Besluit van 11 oktober 2011 tot wijziging van de bedragen van de categorieën, bedoeld in artikel 23, vierde lid, van het Wetboek van Strafrecht

Wij Beatrix, bij de gratie Gods, Koningin der Nederlanden, Prinses van Oranje-Nassau, enz. enz. enz.

Op de voordracht van Onze Minister van Veiligheid en Justitie van 22 september 2011, directie Wetgeving, nr. 5710224/11/6;

Gelet op artikel 23, negende lid, van het Wetboek van Strafrecht;

De Afdeling advisering van de Raad van State gehoord (advies van 29 september 2011, no. W03.11.0389/II);

Gezien het nader rapport van Onze Minister van Veiligheid en Justitie van 6 oktober 2011, directie Wetgeving, nr. 5711782/11/6;

Hebben goedgevonden en verstaan:

ARTIKEL I

In artikel 23, vierde lid, van het Wetboek van Strafrecht worden de bedragen van € 380, € 3 800, € 7 600, € 19 000, € 76 000 en € 760 000 achtereenvolgens vervangen door: € 390, € 3 900, € 7 800, € 19 500, € 78 000, € 780 000.

ARTIKEL II

Dit besluit treedt in werking met ingang van 1 januari 2012.

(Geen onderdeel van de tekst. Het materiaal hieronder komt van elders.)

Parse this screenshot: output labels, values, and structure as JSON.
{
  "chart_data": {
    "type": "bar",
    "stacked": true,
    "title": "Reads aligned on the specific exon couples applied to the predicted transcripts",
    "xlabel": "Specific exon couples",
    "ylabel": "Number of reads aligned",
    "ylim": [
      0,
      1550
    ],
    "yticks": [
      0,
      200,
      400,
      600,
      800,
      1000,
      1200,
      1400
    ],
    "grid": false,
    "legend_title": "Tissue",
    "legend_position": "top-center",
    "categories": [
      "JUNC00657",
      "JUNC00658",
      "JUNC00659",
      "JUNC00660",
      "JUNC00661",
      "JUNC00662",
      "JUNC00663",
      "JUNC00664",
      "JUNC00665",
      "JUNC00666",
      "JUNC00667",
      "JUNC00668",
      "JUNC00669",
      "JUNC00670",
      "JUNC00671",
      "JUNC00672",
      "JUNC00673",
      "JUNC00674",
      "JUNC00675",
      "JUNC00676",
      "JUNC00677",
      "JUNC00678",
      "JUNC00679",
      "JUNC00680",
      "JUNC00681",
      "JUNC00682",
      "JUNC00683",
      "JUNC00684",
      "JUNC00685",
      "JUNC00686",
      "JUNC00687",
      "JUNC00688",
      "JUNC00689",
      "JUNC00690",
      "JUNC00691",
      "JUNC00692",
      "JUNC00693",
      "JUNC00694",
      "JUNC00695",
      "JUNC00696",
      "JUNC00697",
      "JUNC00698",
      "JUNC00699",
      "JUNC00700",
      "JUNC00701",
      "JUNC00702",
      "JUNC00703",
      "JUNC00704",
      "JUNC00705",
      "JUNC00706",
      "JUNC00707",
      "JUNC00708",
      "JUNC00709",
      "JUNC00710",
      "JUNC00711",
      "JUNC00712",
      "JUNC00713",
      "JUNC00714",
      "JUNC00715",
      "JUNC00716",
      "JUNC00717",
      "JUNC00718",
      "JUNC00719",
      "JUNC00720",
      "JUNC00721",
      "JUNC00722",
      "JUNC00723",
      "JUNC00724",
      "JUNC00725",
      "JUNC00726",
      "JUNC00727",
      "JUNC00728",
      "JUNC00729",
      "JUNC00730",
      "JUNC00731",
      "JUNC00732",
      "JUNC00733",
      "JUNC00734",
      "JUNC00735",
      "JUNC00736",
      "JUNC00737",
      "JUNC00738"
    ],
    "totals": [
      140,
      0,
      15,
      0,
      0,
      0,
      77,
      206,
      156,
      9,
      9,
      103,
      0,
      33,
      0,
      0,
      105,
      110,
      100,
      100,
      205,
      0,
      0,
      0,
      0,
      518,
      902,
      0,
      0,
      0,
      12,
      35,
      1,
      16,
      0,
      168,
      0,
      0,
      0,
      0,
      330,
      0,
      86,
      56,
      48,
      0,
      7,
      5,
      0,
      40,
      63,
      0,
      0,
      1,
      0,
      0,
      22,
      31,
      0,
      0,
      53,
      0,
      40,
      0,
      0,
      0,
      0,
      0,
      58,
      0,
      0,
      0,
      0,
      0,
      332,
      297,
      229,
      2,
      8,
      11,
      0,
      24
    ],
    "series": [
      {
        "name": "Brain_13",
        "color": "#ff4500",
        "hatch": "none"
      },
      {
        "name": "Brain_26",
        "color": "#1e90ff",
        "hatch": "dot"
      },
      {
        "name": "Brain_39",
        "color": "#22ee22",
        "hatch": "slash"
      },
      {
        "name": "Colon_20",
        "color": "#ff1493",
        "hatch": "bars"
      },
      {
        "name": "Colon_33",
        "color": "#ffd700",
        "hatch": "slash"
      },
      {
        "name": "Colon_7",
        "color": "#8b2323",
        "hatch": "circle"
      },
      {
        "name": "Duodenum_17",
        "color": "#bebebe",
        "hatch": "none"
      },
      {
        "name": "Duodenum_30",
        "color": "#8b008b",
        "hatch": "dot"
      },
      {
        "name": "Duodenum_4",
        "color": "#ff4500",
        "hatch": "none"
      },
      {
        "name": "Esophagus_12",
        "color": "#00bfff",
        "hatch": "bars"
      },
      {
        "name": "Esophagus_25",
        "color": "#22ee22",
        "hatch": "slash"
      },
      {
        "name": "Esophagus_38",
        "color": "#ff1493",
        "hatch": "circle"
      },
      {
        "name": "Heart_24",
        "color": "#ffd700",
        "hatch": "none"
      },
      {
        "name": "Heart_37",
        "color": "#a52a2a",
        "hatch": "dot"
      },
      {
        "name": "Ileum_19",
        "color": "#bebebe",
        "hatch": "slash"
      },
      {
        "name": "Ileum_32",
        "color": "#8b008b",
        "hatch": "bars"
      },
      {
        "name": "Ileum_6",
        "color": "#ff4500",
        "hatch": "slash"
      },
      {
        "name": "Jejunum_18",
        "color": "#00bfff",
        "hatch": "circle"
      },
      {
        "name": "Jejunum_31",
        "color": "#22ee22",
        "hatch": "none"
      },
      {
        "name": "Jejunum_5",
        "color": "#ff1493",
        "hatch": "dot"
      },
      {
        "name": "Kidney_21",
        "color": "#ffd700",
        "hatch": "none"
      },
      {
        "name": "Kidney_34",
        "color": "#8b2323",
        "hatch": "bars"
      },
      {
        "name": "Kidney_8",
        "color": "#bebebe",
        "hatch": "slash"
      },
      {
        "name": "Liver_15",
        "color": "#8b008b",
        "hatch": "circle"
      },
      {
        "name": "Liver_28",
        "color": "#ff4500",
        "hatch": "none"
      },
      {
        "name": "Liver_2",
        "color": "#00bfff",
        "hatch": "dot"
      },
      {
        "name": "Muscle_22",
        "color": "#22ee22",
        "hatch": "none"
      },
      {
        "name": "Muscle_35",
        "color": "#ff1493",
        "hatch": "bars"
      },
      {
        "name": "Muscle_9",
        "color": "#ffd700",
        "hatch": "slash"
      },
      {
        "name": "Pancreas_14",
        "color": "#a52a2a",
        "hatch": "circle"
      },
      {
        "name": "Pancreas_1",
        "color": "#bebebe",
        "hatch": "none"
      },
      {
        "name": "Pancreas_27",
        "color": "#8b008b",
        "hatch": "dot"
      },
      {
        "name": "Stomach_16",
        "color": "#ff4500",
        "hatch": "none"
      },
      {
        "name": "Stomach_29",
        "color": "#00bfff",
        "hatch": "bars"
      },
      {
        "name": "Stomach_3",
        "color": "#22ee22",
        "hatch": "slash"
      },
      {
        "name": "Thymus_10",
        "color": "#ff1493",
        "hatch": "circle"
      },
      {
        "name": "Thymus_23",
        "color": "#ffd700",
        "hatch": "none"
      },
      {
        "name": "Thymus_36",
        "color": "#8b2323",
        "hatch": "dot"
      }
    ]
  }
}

Lasten en bevelen dat dit besluit met de daarbij behorende nota van toelichting in het Staatsblad zal worden geplaatst.histnoot

’s-Gravenhage, 11 oktober 2011

Beatrix

De Minister van Veiligheid en Justitie,

I. W. Opstelten

Uitgegeven de vijfentwintigste oktober 2011

De Minister van Veiligheid en Justitie,

I. W. Opstelten

NOTA VAN TOELICHTING

In dit besluit worden de bedragen van geldboetecategorieën uit het Wetboek van Strafrecht (Sr) aangepast aan de geldontwaarding. In artikel 23, negende lid, Sr is bepaald dat de bedragen van de geldboetecategorieën, genoemd in artikel 23, vierde lid, Sr elke twee jaar, met ingang van de eerste januari van een jaar, bij algemene maatregel van bestuur worden aangepast aan de ontwikkeling van de consumentenprijsindex sinds de vorige aanpassing van deze bedragen. Tevens is in deze bepaling bepaald welke methode daarbij moet worden gehanteerd: het geldbedrag van de eerste categorie wordt op een veelvoud van € 5 naar beneden afgerond en de bedragen van de tweede tot en met de zesde geldboetecategorie worden, uitgaande van het geldbedrag van deze eerste categorie en onder instandhouding van de onderlinge verhouding tussen de bedragen van de geldboetecategorieën, bepaald.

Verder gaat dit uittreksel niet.